Zebrafish ankrd1a as a common player in heart regeneration and skeletal muscle repair - a new prospect for unlocking regenerative potential of human heart (ZEBARR)

Abstract

ZEBARR project aims to contribute to better understanding of cellular and molecular mechanisms of healing injured cardiac and skeletal muscles by investigating a common player that participates in both processes. As a model organism competent in both regeneration of the heart and repair of skeletal muscle after injury we will use adult zebrafish. Injured zebrafish heart gets fully regenerated in 60 days by proliferation of unaffected cardiomyocytes, while skeletal muscle replace injured tissue by activation of dedicated pool of stem cells called satellite-like cells, that pass thought transformation to form myofibers.
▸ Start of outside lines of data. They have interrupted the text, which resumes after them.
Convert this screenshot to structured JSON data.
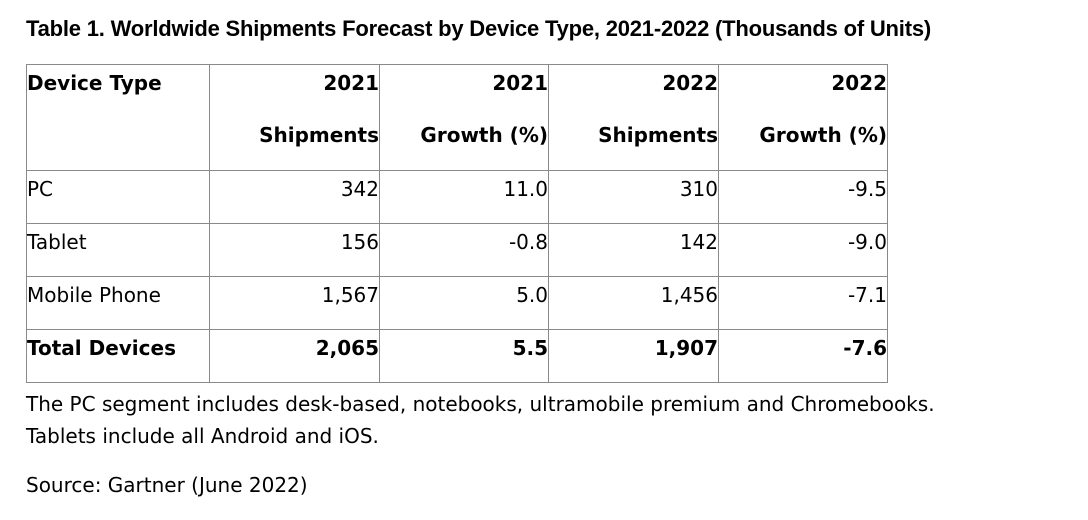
{
  "title": "Table 1. Worldwide Shipments Forecast by Device Type, 2021-2022 (Thousands of Units)",
  "table": {
    "header": [
      {
        "line1": "Device Type",
        "line2": ""
      },
      {
        "line1": "2021",
        "line2": "Shipments"
      },
      {
        "line1": "2021",
        "line2": "Growth (%)"
      },
      {
        "line1": "2022",
        "line2": "Shipments"
      },
      {
        "line1": "2022",
        "line2": "Growth (%)"
      }
    ],
    "rows": [
      {
        "device": "PC",
        "s2021": "342",
        "g2021": "11.0",
        "s2022": "310",
        "g2022": "-9.5"
      },
      {
        "device": "Tablet",
        "s2021": "156",
        "g2021": "-0.8",
        "s2022": "142",
        "g2022": "-9.0"
      },
      {
        "device": "Mobile Phone",
        "s2021": "1,567",
        "g2021": "5.0",
        "s2022": "1,456",
        "g2022": "-7.1"
      }
    ],
    "total": {
      "device": "Total Devices",
      "s2021": "2,065",
      "g2021": "5.5",
      "s2022": "1,907",
      "g2022": "-7.6"
    }
  },
  "notes": {
    "line1": "The PC segment includes desk-based, notebooks, ultramobile premium and Chromebooks.",
    "line2": "Tablets include all Android and iOS."
  },
  "source": "Source: Gartner (June 2022)"
}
Do these processes have common players and if they do in which particular molecular event(s) they participate? Are there any points of intersection? We hypothesized that these players and associated pathways do exist and might help to unlock endogenous regenerative mechanism of human heart. In our preliminary experiments, ankrd1a gene, homologue of mammalian pleiotropic transcriptional regulator ANKRD1, stood out as a common player in these processes, since it was found activated in both muscle tissues after the injury (cryoinjury of ventricle wall and stab wound of skeletal muscle). Deciphering precise role of ankrd1a in different pathways involved in regeneration of zebrafish heart and repair of skeletal muscle and its contribution to the regenerative potential of different zebrafish muscles will help us to understand these very important processes in depth. Moreover, ankrd1a might become strong candidate for consideration when designing novel strategies for healing human heart after myocardial infraction. Experimental work will be organized in five work packages: WP1. Determination of spatio-temporal profile of ankrd1a expression after injury of adult zebrafish heart and skeletal muscle. WP2. Investigation of ankrd1a function in regeneration of adult zebrafish heart. WP3. Investigation of ankrd1a function in repair of adult zebrafish skeletal muscle. WP4. Identification of ankrd1a downstream targets and associated pathways involved in regeneration of heart and repair of skeletal muscle of adult zebrafish WP5. Testing the mediator role of ankrd1a in the beneficial effect of exercise on regeneration of heart and repair of skeletal muscle.